The findings of this cost-effectiveness analysis should be interpreted taking into account the following limitations. First, clinical, SoC medication use, and health utility data were derived from the PULSAR clinical trial, which may not reflect real-world clinical practice. Further, the PULSAR clinical trial had a small sample size and may have introduced bias to the findings. However, this uncertainty was tested in both DSA and PSA. Second, a simplified care paradigm was applied for the model which may not capture the complexity of sarcoidosis. The exact magnitude of sarcoidosis is not well quantified in literature making it challenging to reliably assess the influence of sarcoidosis on health and health care. Third, clinical response was based on composite STS, which is based on different components; this measure has its strengths and limitations and thus might result in variation in cost-effectiveness estimates. Fourth, PULSAR examined outcomes at 24 weeks in the randomized phase; the model extrapolated data to assess the cost-effectiveness over 2 and 3 years, which might result in under or over-estimation of the effectiveness of Acthar Gel. Lastly, the healthcare utilization, costs, and health disutility were sourced from published literature and may result in under or over-estimation of results. However, uncertainty in the parameters was accounted for by conducting a sensitivity analysis.

Conclusions

Acthar Gel is a cost-effective, value-based treatment option for appropriate patients with advanced symptomatic sarcoidosis at a willingness-to-pay threshold of $150,000 over 2 and 3 years from the US payer and societal perspectives.

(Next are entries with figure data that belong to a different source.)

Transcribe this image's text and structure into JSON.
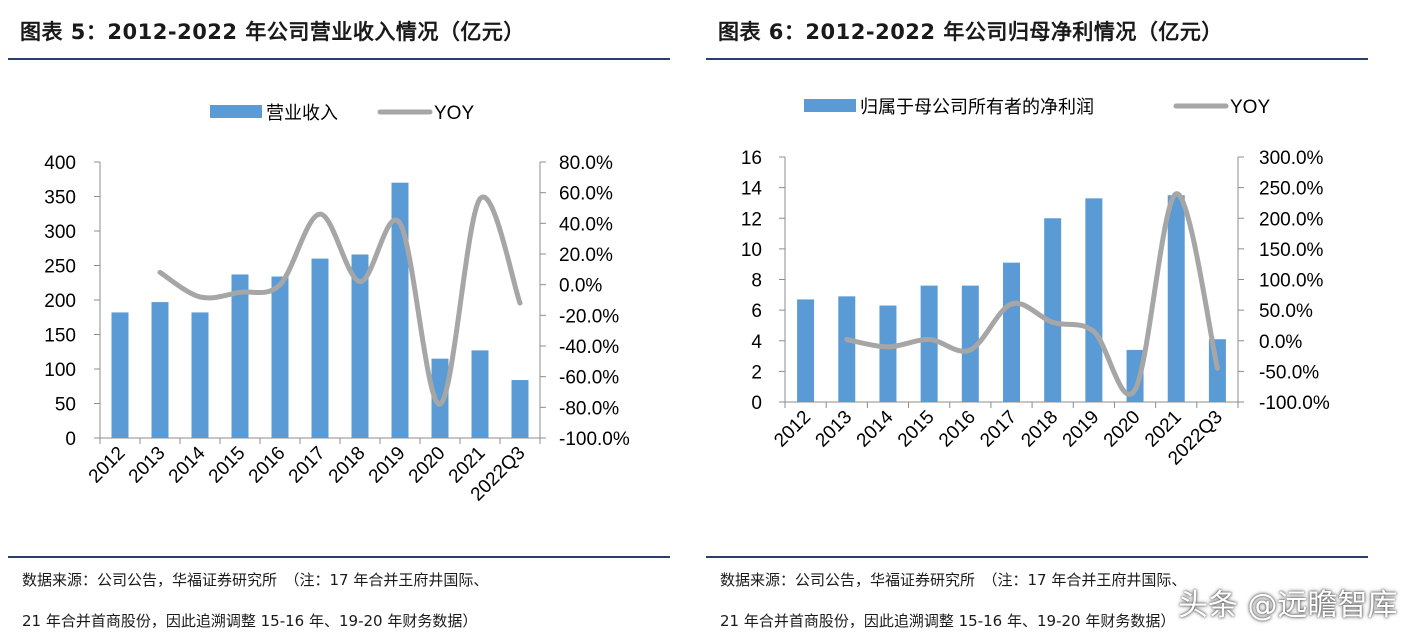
{
  "colors": {
    "bar": "#5b9bd5",
    "line": "#a6a6a6",
    "rule": "#2b3f6e"
  },
  "watermark": "头条 @远瞻智库",
  "chart_data": [
    {
      "type": "bar",
      "title": "图表 5：2012-2022 年公司营业收入情况（亿元）",
      "categories": [
        "2012",
        "2013",
        "2014",
        "2015",
        "2016",
        "2017",
        "2018",
        "2019",
        "2020",
        "2021",
        "2022Q3"
      ],
      "series": [
        {
          "name": "营业收入",
          "type": "bar",
          "axis": "left",
          "values": [
            182,
            197,
            182,
            237,
            234,
            260,
            266,
            370,
            115,
            127,
            84
          ]
        },
        {
          "name": "YOY",
          "type": "line",
          "axis": "right",
          "values": [
            null,
            8,
            -8,
            -5,
            0,
            46,
            2,
            40,
            -78,
            56,
            -12
          ]
        }
      ],
      "left_axis": {
        "min": 0,
        "max": 400,
        "ticks": [
          "0",
          "50",
          "100",
          "150",
          "200",
          "250",
          "300",
          "350",
          "400"
        ]
      },
      "right_axis": {
        "min": -100,
        "max": 80,
        "ticks": [
          "-100.0%",
          "-80.0%",
          "-60.0%",
          "-40.0%",
          "-20.0%",
          "0.0%",
          "20.0%",
          "40.0%",
          "60.0%",
          "80.0%"
        ]
      },
      "source_lines": [
        "数据来源：公司公告，华福证券研究所　（注：17 年合并王府井国际、",
        "21 年合并首商股份，因此追溯调整 15-16 年、19-20 年财务数据）"
      ]
    },
    {
      "type": "bar",
      "title": "图表 6：2012-2022 年公司归母净利情况（亿元）",
      "categories": [
        "2012",
        "2013",
        "2014",
        "2015",
        "2016",
        "2017",
        "2018",
        "2019",
        "2020",
        "2021",
        "2022Q3"
      ],
      "series": [
        {
          "name": "归属于母公司所有者的净利润",
          "type": "bar",
          "axis": "left",
          "values": [
            6.7,
            6.9,
            6.3,
            7.6,
            7.6,
            9.1,
            12.0,
            13.3,
            3.4,
            13.5,
            4.1
          ]
        },
        {
          "name": "YOY",
          "type": "line",
          "axis": "right",
          "values": [
            null,
            2,
            -10,
            2,
            -15,
            60,
            30,
            15,
            -80,
            240,
            -45
          ]
        }
      ],
      "left_axis": {
        "min": 0,
        "max": 16,
        "ticks": [
          "0",
          "2",
          "4",
          "6",
          "8",
          "10",
          "12",
          "14",
          "16"
        ]
      },
      "right_axis": {
        "min": -100,
        "max": 300,
        "ticks": [
          "-100.0%",
          "-50.0%",
          "0.0%",
          "50.0%",
          "100.0%",
          "150.0%",
          "200.0%",
          "250.0%",
          "300.0%"
        ]
      },
      "source_lines": [
        "数据来源：公司公告，华福证券研究所　（注：17 年合并王府井国际、",
        "21 年合并首商股份，因此追溯调整 15-16 年、19-20 年财务数据）"
      ]
    }
  ]
}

Further research is required to examine the long-term clinical effectiveness and cost-effectiveness of Acthar Gel for advanced symptomatic sarcoidosis.

Author Contributions

All authors made a significant contribution to the work reported, including study conception, design, execution, acquisition of data, analysis, and interpretation, and in all these areas; took part in drafting, revising, or critically reviewing the article; gave final approval of the version to be published; have agreed on the journal to which the article has been submitted; and agree to be accountable for all aspects of the work.

Funding

This study was sponsored by Mallinckrodt Pharmaceuticals.

Disclosure

JB is an employee of Falcon Research Group. IC was a research collaborator for the duration of this study and has no disclosures. GJW, KH, and JN are employees at Mallinckrodt Pharmaceuticals. MP is a consultant providing services on behalf of Mallinckrodt Pharmaceuticals. The authors report no other conflicts of interest in this work.